Like four Harry Potters reared on The Smiths instead of dark magic and potions - these Brighton-based indie rock boarding schoolers might look angelic but they're no choirboys…
Watch Flashguns play Locarno on the BBC Introducing Stage at this year's Reading Festival
Youth, apparently, is wasted on the young. Not in Brighton-based indie-upstarts Flashguns' case - they're grasping it, shaking it and spraying it with two hands.
The quartet may all make X Factor's Eoghan Quigg look like a sea-weathered fisherman and may have only left school four months ago but they're taking full advantage of their tender years.
"We met at school about a year and a half ago and started making music there together," says lead singer Samuel Felix Johnston.
"You can hear the youthful factor in the music and it's quite energetic but at the same time quite epic," he elaborates.
"Thoughtful as well I think - it reflects our character quite nicely."
The guitarist and singer, and keyboardist James Wright (drummer Giles Robinson and bassist Ollie Scanlon complete the line up), are sat backstage before playing at this year's SWN Festival, Cardiff lamenting the fact that "all the good stuff is on at same time as us" and drinking water.
They are, for such an inexperienced band, alarmingly relaxed.
"Mozart, Vivaldi - one of my faves" quips James when asked about their influences.
"Oh, I like Elgar," adds Sam. "Good stuff like that."
Flashguns release their debut single Timehouse Blue this week
It wouldn't surprise us if they weren't joking though.
Since they're four well-read classy lads stewing up what they describe as a "contemplative, moody sound" informed, more truthfully, by The Cure, Clap Your Hands Say Yeah, The Maccabees and The Killers.
Those influences come brilliantly dressed in Sam's distinctive melancholic drawl, xylophones, rasping riffs and sombre keys.
"As we listen to different things we start writing in different styles," says Sam. "I think we're quite malleable in the way we write - always changing."
Their cumulative age might be less than Seasick Steve's beard but they're unafraid of embracing their own naivety.
"Because we were at boarding school in the middle of nowhere I think we weren't really influenced by what our scene of mates were listening too," explains Sam.
"We were finding all this music for ourselves."
Refreshingly, far from shunning their privileged education, they acknowledge their background's impact on their sound.
"It was a catholic school - all boys. It means that we're very cohesive as a group," he ponders. "It gave us a lot of time just to sit writing songs and dream about big things - it really instilled a sort of passion in us."
Flashguns, the facts
WHAT: Itchy, scratchy Brighton-based indie pop
FOR FANS OF: The Killers, Clap Your Hands Say Yeah, The Kooks, Kaiser Chiefs, Interpol
LIVE: Visiting London and Southampton (this week) with a full UK tour in the new year
Right now then Flashguns are very much a name on many peoples' lips.
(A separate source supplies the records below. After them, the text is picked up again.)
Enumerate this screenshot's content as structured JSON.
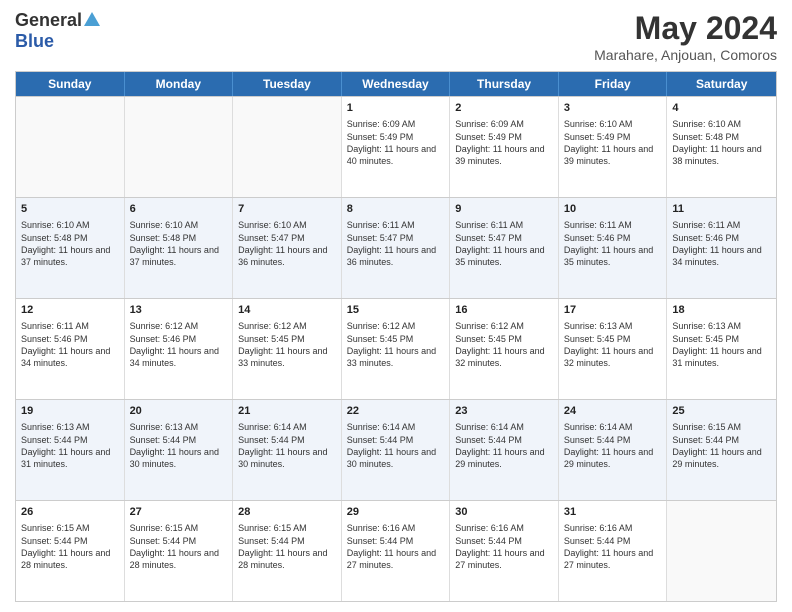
{
  "logo": {
    "general": "General",
    "blue": "Blue"
  },
  "header": {
    "title": "May 2024",
    "subtitle": "Marahare, Anjouan, Comoros"
  },
  "weekdays": [
    "Sunday",
    "Monday",
    "Tuesday",
    "Wednesday",
    "Thursday",
    "Friday",
    "Saturday"
  ],
  "rows": [
    {
      "alt": false,
      "cells": [
        {
          "day": "",
          "sunrise": "",
          "sunset": "",
          "daylight": ""
        },
        {
          "day": "",
          "sunrise": "",
          "sunset": "",
          "daylight": ""
        },
        {
          "day": "",
          "sunrise": "",
          "sunset": "",
          "daylight": ""
        },
        {
          "day": "1",
          "sunrise": "Sunrise: 6:09 AM",
          "sunset": "Sunset: 5:49 PM",
          "daylight": "Daylight: 11 hours and 40 minutes."
        },
        {
          "day": "2",
          "sunrise": "Sunrise: 6:09 AM",
          "sunset": "Sunset: 5:49 PM",
          "daylight": "Daylight: 11 hours and 39 minutes."
        },
        {
          "day": "3",
          "sunrise": "Sunrise: 6:10 AM",
          "sunset": "Sunset: 5:49 PM",
          "daylight": "Daylight: 11 hours and 39 minutes."
        },
        {
          "day": "4",
          "sunrise": "Sunrise: 6:10 AM",
          "sunset": "Sunset: 5:48 PM",
          "daylight": "Daylight: 11 hours and 38 minutes."
        }
      ]
    },
    {
      "alt": true,
      "cells": [
        {
          "day": "5",
          "sunrise": "Sunrise: 6:10 AM",
          "sunset": "Sunset: 5:48 PM",
          "daylight": "Daylight: 11 hours and 37 minutes."
        },
        {
          "day": "6",
          "sunrise": "Sunrise: 6:10 AM",
          "sunset": "Sunset: 5:48 PM",
          "daylight": "Daylight: 11 hours and 37 minutes."
        },
        {
          "day": "7",
          "sunrise": "Sunrise: 6:10 AM",
          "sunset": "Sunset: 5:47 PM",
          "daylight": "Daylight: 11 hours and 36 minutes."
        },
        {
          "day": "8",
          "sunrise": "Sunrise: 6:11 AM",
          "sunset": "Sunset: 5:47 PM",
          "daylight": "Daylight: 11 hours and 36 minutes."
        },
        {
          "day": "9",
          "sunrise": "Sunrise: 6:11 AM",
          "sunset": "Sunset: 5:47 PM",
          "daylight": "Daylight: 11 hours and 35 minutes."
        },
        {
          "day": "10",
          "sunrise": "Sunrise: 6:11 AM",
          "sunset": "Sunset: 5:46 PM",
          "daylight": "Daylight: 11 hours and 35 minutes."
        },
        {
          "day": "11",
          "sunrise": "Sunrise: 6:11 AM",
          "sunset": "Sunset: 5:46 PM",
          "daylight": "Daylight: 11 hours and 34 minutes."
        }
      ]
    },
    {
      "alt": false,
      "cells": [
        {
          "day": "12",
          "sunrise": "Sunrise: 6:11 AM",
          "sunset": "Sunset: 5:46 PM",
          "daylight": "Daylight: 11 hours and 34 minutes."
        },
        {
          "day": "13",
          "sunrise": "Sunrise: 6:12 AM",
          "sunset": "Sunset: 5:46 PM",
          "daylight": "Daylight: 11 hours and 34 minutes."
        },
        {
          "day": "14",
          "sunrise": "Sunrise: 6:12 AM",
          "sunset": "Sunset: 5:45 PM",
          "daylight": "Daylight: 11 hours and 33 minutes."
        },
        {
          "day": "15",
          "sunrise": "Sunrise: 6:12 AM",
          "sunset": "Sunset: 5:45 PM",
          "daylight": "Daylight: 11 hours and 33 minutes."
        },
        {
          "day": "16",
          "sunrise": "Sunrise: 6:12 AM",
          "sunset": "Sunset: 5:45 PM",
          "daylight": "Daylight: 11 hours and 32 minutes."
        },
        {
          "day": "17",
          "sunrise": "Sunrise: 6:13 AM",
          "sunset": "Sunset: 5:45 PM",
          "daylight": "Daylight: 11 hours and 32 minutes."
        },
        {
          "day": "18",
          "sunrise": "Sunrise: 6:13 AM",
          "sunset": "Sunset: 5:45 PM",
          "daylight": "Daylight: 11 hours and 31 minutes."
        }
      ]
    },
    {
      "alt": true,
      "cells": [
        {
          "day": "19",
          "sunrise": "Sunrise: 6:13 AM",
          "sunset": "Sunset: 5:44 PM",
          "daylight": "Daylight: 11 hours and 31 minutes."
        },
        {
          "day": "20",
          "sunrise": "Sunrise: 6:13 AM",
          "sunset": "Sunset: 5:44 PM",
          "daylight": "Daylight: 11 hours and 30 minutes."
        },
        {
          "day": "21",
          "sunrise": "Sunrise: 6:14 AM",
          "sunset": "Sunset: 5:44 PM",
          "daylight": "Daylight: 11 hours and 30 minutes."
        },
        {
          "day": "22",
          "sunrise": "Sunrise: 6:14 AM",
          "sunset": "Sunset: 5:44 PM",
          "daylight": "Daylight: 11 hours and 30 minutes."
        },
        {
          "day": "23",
          "sunrise": "Sunrise: 6:14 AM",
          "sunset": "Sunset: 5:44 PM",
          "daylight": "Daylight: 11 hours and 29 minutes."
        },
        {
          "day": "24",
          "sunrise": "Sunrise: 6:14 AM",
          "sunset": "Sunset: 5:44 PM",
          "daylight": "Daylight: 11 hours and 29 minutes."
        },
        {
          "day": "25",
          "sunrise": "Sunrise: 6:15 AM",
          "sunset": "Sunset: 5:44 PM",
          "daylight": "Daylight: 11 hours and 29 minutes."
        }
      ]
    },
    {
      "alt": false,
      "cells": [
        {
          "day": "26",
          "sunrise": "Sunrise: 6:15 AM",
          "sunset": "Sunset: 5:44 PM",
          "daylight": "Daylight: 11 hours and 28 minutes."
        },
        {
          "day": "27",
          "sunrise": "Sunrise: 6:15 AM",
          "sunset": "Sunset: 5:44 PM",
          "daylight": "Daylight: 11 hours and 28 minutes."
        },
        {
          "day": "28",
          "sunrise": "Sunrise: 6:15 AM",
          "sunset": "Sunset: 5:44 PM",
          "daylight": "Daylight: 11 hours and 28 minutes."
        },
        {
          "day": "29",
          "sunrise": "Sunrise: 6:16 AM",
          "sunset": "Sunset: 5:44 PM",
          "daylight": "Daylight: 11 hours and 27 minutes."
        },
        {
          "day": "30",
          "sunrise": "Sunrise: 6:16 AM",
          "sunset": "Sunset: 5:44 PM",
          "daylight": "Daylight: 11 hours and 27 minutes."
        },
        {
          "day": "31",
          "sunrise": "Sunrise: 6:16 AM",
          "sunset": "Sunset: 5:44 PM",
          "daylight": "Daylight: 11 hours and 27 minutes."
        },
        {
          "day": "",
          "sunrise": "",
          "sunset": "",
          "daylight": ""
        }
      ]
    }
  ]
}
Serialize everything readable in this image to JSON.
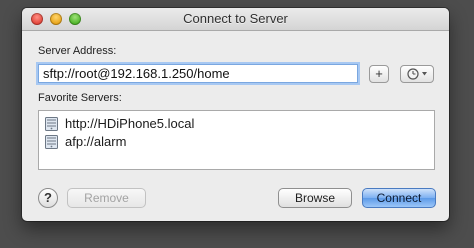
{
  "window": {
    "title": "Connect to Server"
  },
  "server_address": {
    "label": "Server Address:",
    "value": "sftp://root@192.168.1.250/home",
    "add_button_label": "+",
    "recent_button_icon": "clock-icon"
  },
  "favorites": {
    "label": "Favorite Servers:",
    "items": [
      {
        "icon": "server-icon",
        "text": "http://HDiPhone5.local"
      },
      {
        "icon": "server-icon",
        "text": "afp://alarm"
      }
    ]
  },
  "footer": {
    "help_label": "?",
    "remove_label": "Remove",
    "browse_label": "Browse",
    "connect_label": "Connect"
  },
  "colors": {
    "focus_ring": "#a7c8f2",
    "default_button": "#5d9ae8",
    "disabled_text": "#a3a3a3"
  }
}
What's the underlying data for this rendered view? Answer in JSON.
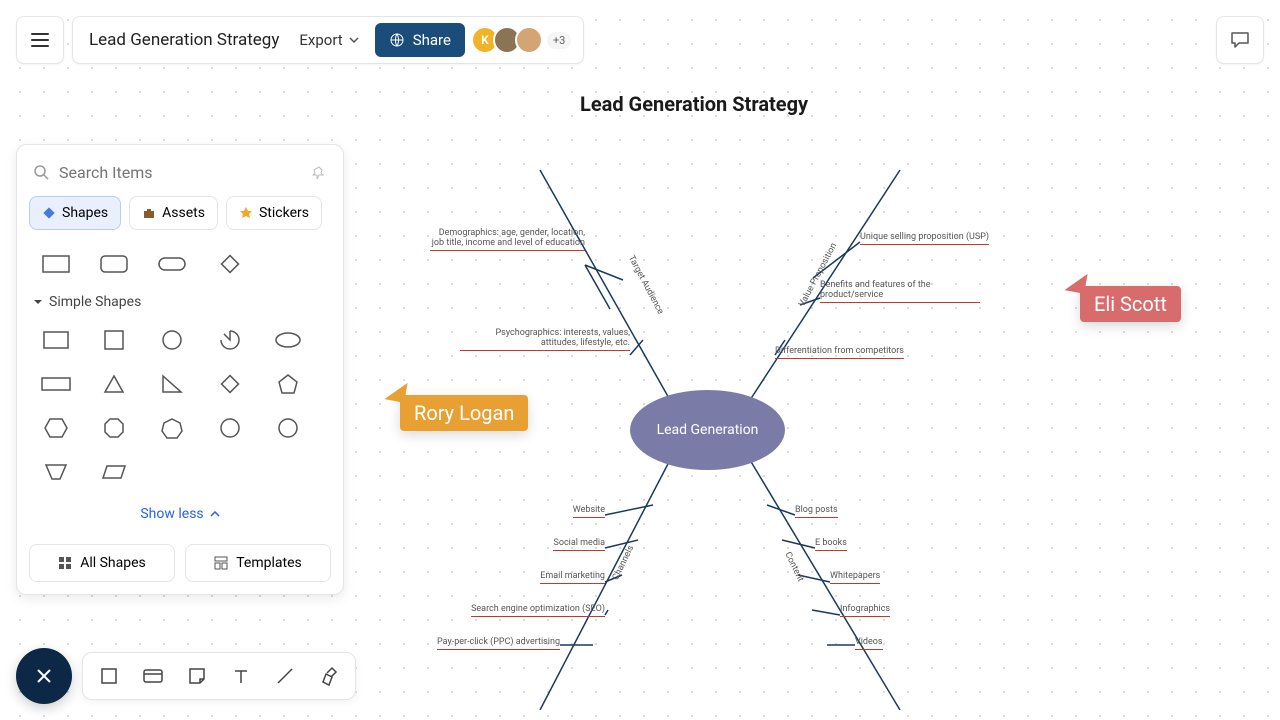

"Looking back on it [the name] it's a bit kid-boyish and I didn't really know what it meant - it turns out it's the thing that goes on top of a camera," says Sam. "But I think it's like a fitting image for the music - it's quite catchy as well."
Having just finished a UK tour with White Lies and their debut single Timehouse Blue due out today (1 December) the teenagers are growing up quickly.
That release comes followed by the Stephen Street produced Locarno in the spring, the wonderfully romantic St George [sample lyric "For Harry, for England and St. George/My home/This green and pleasant land"] and an album in the latter part of 2009.
"The day we're releasing this single we're going into the studio to start on the next one," babbles Sam. "Kind of like '60s style - one out, next one in."
Prolific, energetic and vibrant - if Flashguns are anything to go by, the kids are more than just alright.